Speculation runs wild about the Supreme Court's potential decision in the
Oakmark Funds hearing. In the
Wall Street Journal's
Fund Track today, Sam Mamudi predicts that the court's impending ruling will pressure mutual funds to further justify fees.
Interpretation of questions asked by the justices during the oral argument portion of the trial last Monday has led experts to believe that the court may not institute radical changes. They instead will likely order that special attention be paid on fee continuity between institutional and fund clients.
"I think we could see [in the ruling] an added emphasis on the comparison between the two [fees],"

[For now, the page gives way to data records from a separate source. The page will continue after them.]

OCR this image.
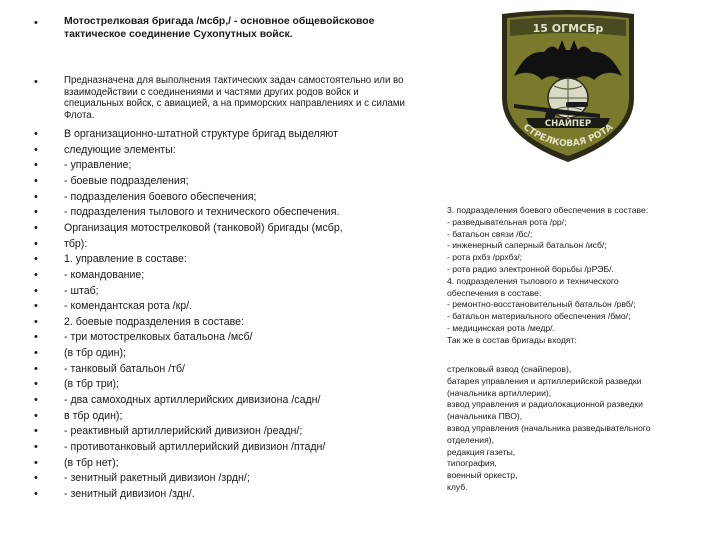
•	Мотострелковая бригада /мсбр,/ - основное общевойсковое тактическое соединение Сухопутных войск.
•	Предназначена для выполнения тактических задач самостоятельно или во взаимодействии с соединениями и частями других родов войск и специальных войск, с авиацией, а на приморских направлениях и с силами Флота.
• В организационно-штатной структуре бригад выделяют
• следующие элементы:
• - управление;
• - боевые подразделения;
• - подразделения боевого обеспечения;
• - подразделения тылового и технического обеспечения.
• Организация мотострелковой (танковой) бригады (мсбр,
• тбр):
• 1. управление в составе:
• - командование;
• - штаб;
• - комендантская рота /кр/.
• 2. боевые подразделения в составе:
• - три мотострелковых батальона /мсб/
• (в тбр один);
• - танковый батальон /тб/
• (в тбр три);
• - два самоходных артиллерийских дивизиона /садн/
• в тбр один);
• - реактивный артиллерийский дивизион /реадн/;
• - противотанковый артиллерийский дивизион /птадн/
• (в тбр нет);
• - зенитный ракетный дивизион /зрдн/;
• - зенитный дивизион /здн/.
15 ОГМСБр
СНАЙПЕР
СТРЕЛКОВАЯ РОТА
3. подразделения боевого обеспечения в составе:
- разведывательная рота /рр/;
- батальон связи /бс/;
- инженерный саперный батальон /исб/;
- рота рхбз /ррхбз/;
- рота радио электронной борьбы /рРЭБ/.
4. подразделения тылового и технического
обеспечения в составе:
- ремонтно-восстановительный батальон /рвб/;
- батальон материального обеспечения /бмо/;
- медицинская рота /медр/.
Так же в состав бригады входят:
стрелковый взвод (снайперов),
батарея управления и артиллерийской разведки
(начальника артиллерии),
взвод управления и радиолокационной разведки
(начальника ПВО),
взвод управления (начальника разведывательного
отделения),
редакция газеты,
типография,
военный оркестр,
клуб.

Ryan Leggio, fund analyst at
Morningstar, told the Journal.
Mamudi also suggests that the industry might see a reestablished Gartenberg Standard for evaluating fund fees. The ruling in the 1982 Gartenberg v. Merrill Lynch Asset Management case set the 25 year standard for fee policy, and states that a fee is excessive if it's so "'disproportionately large' that there is no way the fee negotiations could have been conducted at arm's length," according to the Journal.
While the Journal thinks that the court's decision will actually lead to lower fees as fund companies will fear being sued,
Businessweek columnist
David Bogoslaw says money managers and investors should brace themselves for fee increases due to increased government presence and pressure.